I nuovi professionisti di formazione assolutamente inadeguata a gestire le strutture industriali e di governo del Paese popolarono quasi tutte le professioni liberali. I meno attrezzati intellettualmente e i più ambiziosi politicamente vennero inseriti massicciamente nell’ambito dei media. L’adesione generale dei nuovi responsabili della comunicazione sociale a questo sistema scadente li rese disponibili a ruoli ‘organici’ alle esigenze di propaganda dei due poli di partiti para-post-fascisti. Il sistema produsse consenso sociale tramite diffusione di ‘veline’ e di esclusione dai centri di diffusione dei pochi maverick che nascono sempre in ogni regime anche il meno liberale.

La carriera dei giornalisti venne compensata a spese della qualità e della produttività del sistema e la ridondanza di giornalisti rispetto alle esigenze effettive della comunicazione sociale venne compensata arricchendo i quadri politici dei partiti e quelli amministrativi dello stato (comuni, provincie, regioni, comunità montane, enti morali, etc.). Questa inflazione di personale scadente in politica e nello stato appesantì ulteriormente la competitività produttiva del Paese sui mercati esteri ma garantì alle menti sottili una corte di intellettuali omologati alle decisioni di vertice e un complesso di lobbying politica a sostegno della conservazione del sistema.

I costi e l’improduttività del sistema illiberale condussero alla nascita di un doppio mercato interno. L’economia legale che aderiva alla struttura dei costi e delle provvidenze di legge e l’economia reale che costituì una sorta di mercato nero capace di produrre fino al 50% del prodotto nazionale lordo.

Una volta crollato il muro di Berlino, venute meno le ragioni di consociativismo tra due filosofie incompatibili con le esigenze industriali di libero mercato, sono emerse rapidamente sia l’assoluta irrilevanza della Costituzione Repubblicana sia delle istituzioni formali ancora egemoni in politica (dai partiti, ai sindacati, ai media).
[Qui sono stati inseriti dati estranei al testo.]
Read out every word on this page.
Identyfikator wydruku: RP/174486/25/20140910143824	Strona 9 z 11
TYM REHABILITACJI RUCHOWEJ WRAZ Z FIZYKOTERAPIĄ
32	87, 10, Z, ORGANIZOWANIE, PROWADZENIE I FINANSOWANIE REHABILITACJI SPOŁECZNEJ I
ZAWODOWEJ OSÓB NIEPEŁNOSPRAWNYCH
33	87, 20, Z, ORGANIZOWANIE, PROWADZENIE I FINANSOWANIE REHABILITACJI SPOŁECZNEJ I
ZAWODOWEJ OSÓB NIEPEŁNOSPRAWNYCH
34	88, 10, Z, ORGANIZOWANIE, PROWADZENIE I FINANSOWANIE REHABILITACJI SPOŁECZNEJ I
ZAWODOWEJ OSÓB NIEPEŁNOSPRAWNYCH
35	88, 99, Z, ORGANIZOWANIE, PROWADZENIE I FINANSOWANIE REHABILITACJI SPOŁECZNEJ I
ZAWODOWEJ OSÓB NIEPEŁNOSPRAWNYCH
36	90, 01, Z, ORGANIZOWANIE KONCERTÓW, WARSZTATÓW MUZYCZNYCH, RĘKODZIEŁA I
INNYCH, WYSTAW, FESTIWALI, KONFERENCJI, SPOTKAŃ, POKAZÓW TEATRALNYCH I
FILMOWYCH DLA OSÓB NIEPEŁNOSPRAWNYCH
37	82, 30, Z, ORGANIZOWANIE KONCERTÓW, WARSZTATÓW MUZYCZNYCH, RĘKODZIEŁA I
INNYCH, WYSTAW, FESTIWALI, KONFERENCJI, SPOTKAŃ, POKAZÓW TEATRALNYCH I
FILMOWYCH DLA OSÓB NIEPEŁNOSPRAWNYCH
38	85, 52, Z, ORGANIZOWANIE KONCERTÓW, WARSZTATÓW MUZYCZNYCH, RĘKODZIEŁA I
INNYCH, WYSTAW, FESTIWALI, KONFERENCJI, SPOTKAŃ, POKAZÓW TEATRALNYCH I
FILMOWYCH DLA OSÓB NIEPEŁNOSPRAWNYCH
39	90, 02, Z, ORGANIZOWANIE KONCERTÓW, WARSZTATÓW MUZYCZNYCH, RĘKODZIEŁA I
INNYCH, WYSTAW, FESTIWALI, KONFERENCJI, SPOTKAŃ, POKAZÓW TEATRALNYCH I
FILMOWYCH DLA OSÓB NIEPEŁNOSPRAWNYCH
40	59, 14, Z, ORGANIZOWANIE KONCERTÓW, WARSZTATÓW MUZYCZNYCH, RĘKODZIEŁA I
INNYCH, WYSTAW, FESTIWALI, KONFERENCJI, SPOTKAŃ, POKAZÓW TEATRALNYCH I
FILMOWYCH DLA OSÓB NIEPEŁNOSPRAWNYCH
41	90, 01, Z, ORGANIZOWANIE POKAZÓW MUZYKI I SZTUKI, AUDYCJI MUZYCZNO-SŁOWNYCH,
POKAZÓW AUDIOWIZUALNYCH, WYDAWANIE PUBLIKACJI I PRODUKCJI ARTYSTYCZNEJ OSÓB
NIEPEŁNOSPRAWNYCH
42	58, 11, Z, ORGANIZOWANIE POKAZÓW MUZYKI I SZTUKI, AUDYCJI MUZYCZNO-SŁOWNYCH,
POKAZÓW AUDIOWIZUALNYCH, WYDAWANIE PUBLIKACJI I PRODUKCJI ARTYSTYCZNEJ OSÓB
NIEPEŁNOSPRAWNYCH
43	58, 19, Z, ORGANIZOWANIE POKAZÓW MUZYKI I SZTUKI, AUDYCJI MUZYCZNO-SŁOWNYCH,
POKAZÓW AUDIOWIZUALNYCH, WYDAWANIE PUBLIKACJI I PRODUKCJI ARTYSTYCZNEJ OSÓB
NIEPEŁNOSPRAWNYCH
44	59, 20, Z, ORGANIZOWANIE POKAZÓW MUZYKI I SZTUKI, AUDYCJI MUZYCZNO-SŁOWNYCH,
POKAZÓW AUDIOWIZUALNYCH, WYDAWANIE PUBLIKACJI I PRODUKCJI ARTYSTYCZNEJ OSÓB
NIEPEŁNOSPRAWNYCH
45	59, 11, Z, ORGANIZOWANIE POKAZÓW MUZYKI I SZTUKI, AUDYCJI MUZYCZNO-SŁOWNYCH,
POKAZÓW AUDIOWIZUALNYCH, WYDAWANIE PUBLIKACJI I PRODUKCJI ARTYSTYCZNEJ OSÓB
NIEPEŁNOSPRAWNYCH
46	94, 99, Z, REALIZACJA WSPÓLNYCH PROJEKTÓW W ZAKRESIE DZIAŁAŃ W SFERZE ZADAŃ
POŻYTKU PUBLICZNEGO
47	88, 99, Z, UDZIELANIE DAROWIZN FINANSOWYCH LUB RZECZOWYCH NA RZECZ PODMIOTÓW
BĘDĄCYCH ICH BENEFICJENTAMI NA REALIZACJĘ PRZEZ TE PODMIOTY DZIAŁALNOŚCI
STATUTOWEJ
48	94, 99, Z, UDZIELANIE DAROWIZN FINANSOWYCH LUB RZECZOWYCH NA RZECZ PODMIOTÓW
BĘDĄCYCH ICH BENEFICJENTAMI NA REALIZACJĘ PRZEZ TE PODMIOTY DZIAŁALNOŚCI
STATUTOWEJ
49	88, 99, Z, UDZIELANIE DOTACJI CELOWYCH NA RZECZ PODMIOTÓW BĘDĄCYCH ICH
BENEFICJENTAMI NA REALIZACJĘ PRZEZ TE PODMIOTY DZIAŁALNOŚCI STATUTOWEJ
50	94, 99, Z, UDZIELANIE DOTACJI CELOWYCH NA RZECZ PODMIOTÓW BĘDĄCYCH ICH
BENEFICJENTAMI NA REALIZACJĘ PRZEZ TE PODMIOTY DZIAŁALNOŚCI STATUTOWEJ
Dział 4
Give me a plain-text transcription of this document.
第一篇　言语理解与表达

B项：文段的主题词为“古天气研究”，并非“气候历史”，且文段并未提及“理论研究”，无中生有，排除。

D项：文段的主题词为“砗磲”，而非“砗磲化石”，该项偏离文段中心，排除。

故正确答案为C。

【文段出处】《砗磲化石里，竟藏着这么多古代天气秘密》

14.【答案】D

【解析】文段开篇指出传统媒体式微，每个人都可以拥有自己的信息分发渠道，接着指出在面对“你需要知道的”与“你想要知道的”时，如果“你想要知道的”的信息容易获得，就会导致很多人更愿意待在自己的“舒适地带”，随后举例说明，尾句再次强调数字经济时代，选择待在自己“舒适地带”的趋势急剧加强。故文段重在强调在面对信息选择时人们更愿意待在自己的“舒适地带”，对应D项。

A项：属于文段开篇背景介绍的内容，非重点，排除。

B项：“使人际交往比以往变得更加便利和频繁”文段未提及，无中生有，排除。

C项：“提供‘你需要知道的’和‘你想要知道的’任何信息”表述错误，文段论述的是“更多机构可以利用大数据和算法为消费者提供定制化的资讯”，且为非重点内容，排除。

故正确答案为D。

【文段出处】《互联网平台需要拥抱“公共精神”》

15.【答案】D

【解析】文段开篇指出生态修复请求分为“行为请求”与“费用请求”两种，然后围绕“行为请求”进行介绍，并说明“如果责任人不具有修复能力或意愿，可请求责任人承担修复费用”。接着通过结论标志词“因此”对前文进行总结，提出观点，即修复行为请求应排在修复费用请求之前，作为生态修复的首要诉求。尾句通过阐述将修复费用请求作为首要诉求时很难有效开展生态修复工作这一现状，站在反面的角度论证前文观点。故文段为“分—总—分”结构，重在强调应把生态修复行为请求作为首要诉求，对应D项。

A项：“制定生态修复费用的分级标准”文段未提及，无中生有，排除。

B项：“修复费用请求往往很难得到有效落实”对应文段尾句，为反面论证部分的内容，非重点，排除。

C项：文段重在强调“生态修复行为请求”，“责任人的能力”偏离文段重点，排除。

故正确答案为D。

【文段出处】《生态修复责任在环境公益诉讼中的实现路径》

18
L’avvento sempre più imponente della globalizzazione industriale e l’abbattimento formale dei confini nazionali ha reso ancora più apparente l’assoluta insignificanza delle istituzioni pubbliche nazionali rispetto alle aspettative economiche del Paese. Solamente la bassissima ‘mobilità’ professionale rende ancora tollerabile il ruolo di scambio clientelare tra l’economia ‘locale’ e le istituzioni capaci di gestire le scelte politiche di uno stato parassitario.

Siamo finalmente giunti alle soglie della estromissione dalla storia della generazione sconclusionata dei sessantottini dalla vita attiva del Paese produttivo.